Hold the phone as still as you can between the two shots so that the image registration algorithm can match them correctly. The settings menu allows you to adjust the HDR parameters for contrast and exposure. HDR works best if the first shot is underexposed so try tapping on a bright area before taking the picture. Some devices try to change focus and/or white-balance between shots, if this happens try using a different focus mode or white-balance setting.
HDR will also work in fast picture mode.
HDR is supported on Android 2.3 but may not be able to capture photos at the full resolution due to memory limitations.

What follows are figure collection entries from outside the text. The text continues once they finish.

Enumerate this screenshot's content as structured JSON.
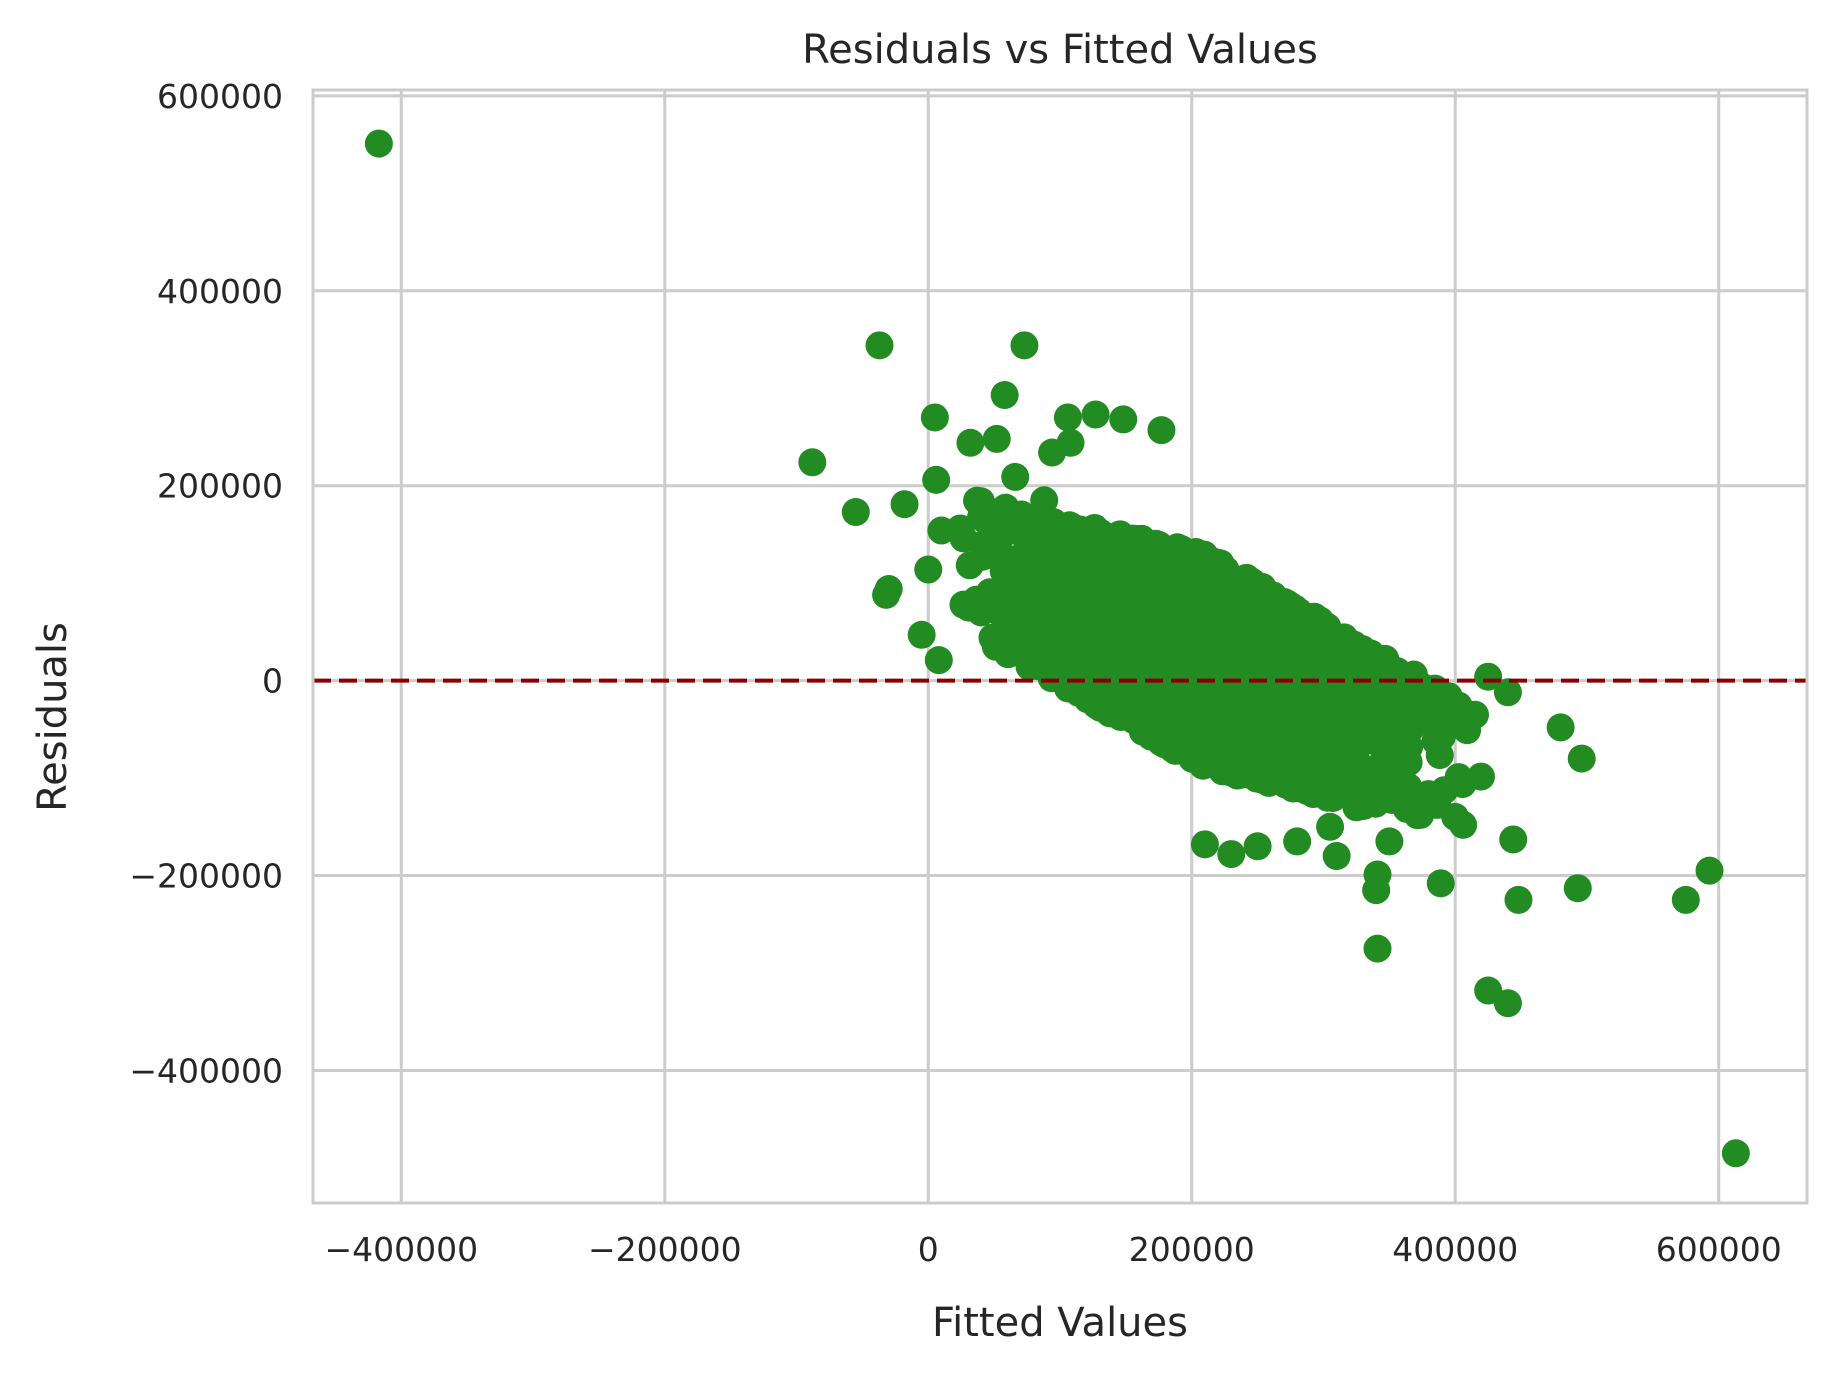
{
  "chart_data": {
    "type": "scatter",
    "title": "Residuals vs Fitted Values",
    "xlabel": "Fitted Values",
    "ylabel": "Residuals",
    "xlim": [
      -467000,
      667000
    ],
    "ylim": [
      -536000,
      606000
    ],
    "x_ticks": [
      -400000,
      -200000,
      0,
      200000,
      400000,
      600000
    ],
    "y_ticks": [
      -400000,
      -200000,
      0,
      200000,
      400000,
      600000
    ],
    "x_tick_labels": [
      "−400000",
      "−200000",
      "0",
      "200000",
      "400000",
      "600000"
    ],
    "y_tick_labels": [
      "−400000",
      "−200000",
      "0",
      "200000",
      "400000",
      "600000"
    ],
    "grid": true,
    "point_color": "#228b22",
    "reference_line": {
      "y": 0,
      "color": "#8b0000",
      "style": "dashed"
    },
    "dense_cluster": {
      "description_only": false,
      "x_range": [
        20000,
        420000
      ],
      "trend_slope": -0.55,
      "center": [
        210000,
        20000
      ],
      "band_half_width": 110000
    },
    "series": [
      {
        "values": [
          [
            -417000,
            551000
          ],
          [
            -37000,
            344000
          ],
          [
            73000,
            344000
          ],
          [
            58000,
            293000
          ],
          [
            5000,
            270000
          ],
          [
            106000,
            270000
          ],
          [
            127000,
            273000
          ],
          [
            148000,
            268000
          ],
          [
            177000,
            257000
          ],
          [
            52000,
            248000
          ],
          [
            32000,
            244000
          ],
          [
            -88000,
            224000
          ],
          [
            6000,
            206000
          ],
          [
            66000,
            209000
          ],
          [
            -55000,
            173000
          ],
          [
            -18000,
            181000
          ],
          [
            40000,
            184000
          ],
          [
            88000,
            185000
          ],
          [
            94000,
            234000
          ],
          [
            108000,
            244000
          ],
          [
            10000,
            154000
          ],
          [
            -30000,
            94000
          ],
          [
            -32000,
            88000
          ],
          [
            0,
            114000
          ],
          [
            -5000,
            47000
          ],
          [
            8000,
            21000
          ],
          [
            425000,
            4000
          ],
          [
            440000,
            -12000
          ],
          [
            480000,
            -48000
          ],
          [
            496000,
            -80000
          ],
          [
            406000,
            -148000
          ],
          [
            444000,
            -163000
          ],
          [
            350000,
            -165000
          ],
          [
            341000,
            -199000
          ],
          [
            340000,
            -215000
          ],
          [
            389000,
            -208000
          ],
          [
            448000,
            -225000
          ],
          [
            493000,
            -213000
          ],
          [
            575000,
            -225000
          ],
          [
            593000,
            -195000
          ],
          [
            341000,
            -275000
          ],
          [
            425000,
            -318000
          ],
          [
            440000,
            -331000
          ],
          [
            613000,
            -485000
          ],
          [
            305000,
            -150000
          ],
          [
            310000,
            -180000
          ],
          [
            280000,
            -165000
          ],
          [
            250000,
            -170000
          ],
          [
            230000,
            -178000
          ],
          [
            210000,
            -168000
          ],
          [
            355000,
            -115000
          ],
          [
            325000,
            -130000
          ],
          [
            385000,
            -62000
          ],
          [
            365000,
            -68000
          ],
          [
            400000,
            -45000
          ],
          [
            415000,
            -35000
          ]
        ]
      }
    ]
  }
}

HDR mode is still experimental, let us know if it doesn’t work well on your device.
HDR Fine Contrast
The HDR algorithm performs tonemapping using local histogram specification. This parameter defines the contrast of the specified histogram, a higher value will give a more artifical looking photo.
HDR Coarse Contrast
This setting controls the contrast of the overall photo
HDR Overexposure
The HDR algorithm takes 2 photos at different exposures and combines them, this setting changes the exposure compensation for the overexposed shot.
HDR Underexposure
This setting changes the exposure compensation for the underexposed shot.
HDR Saturation
This setting changes how the HDR algorithm scales the colour information when tonemapping.
Review HDR Shots
Opens the HDR editor after each shot so parameters can be changed.
Keep HDR Exposures
If this is not selected, the shots used to create the HDR photo will be deleted.
Focus Between Shots
Some devices and certain focus modes may reset the focus after a photo has been taken use this setting to force a refocus between each shot.
Time between Shots
On most devices it is necessary to wait a short time between shots for the exposure algorithm to settle on the correct settings. The default (600ms) works well on most devices but smaller values are better. On devices with a full implementation of the Camera2 API (e.g. Nexus 5) this can be set to 0.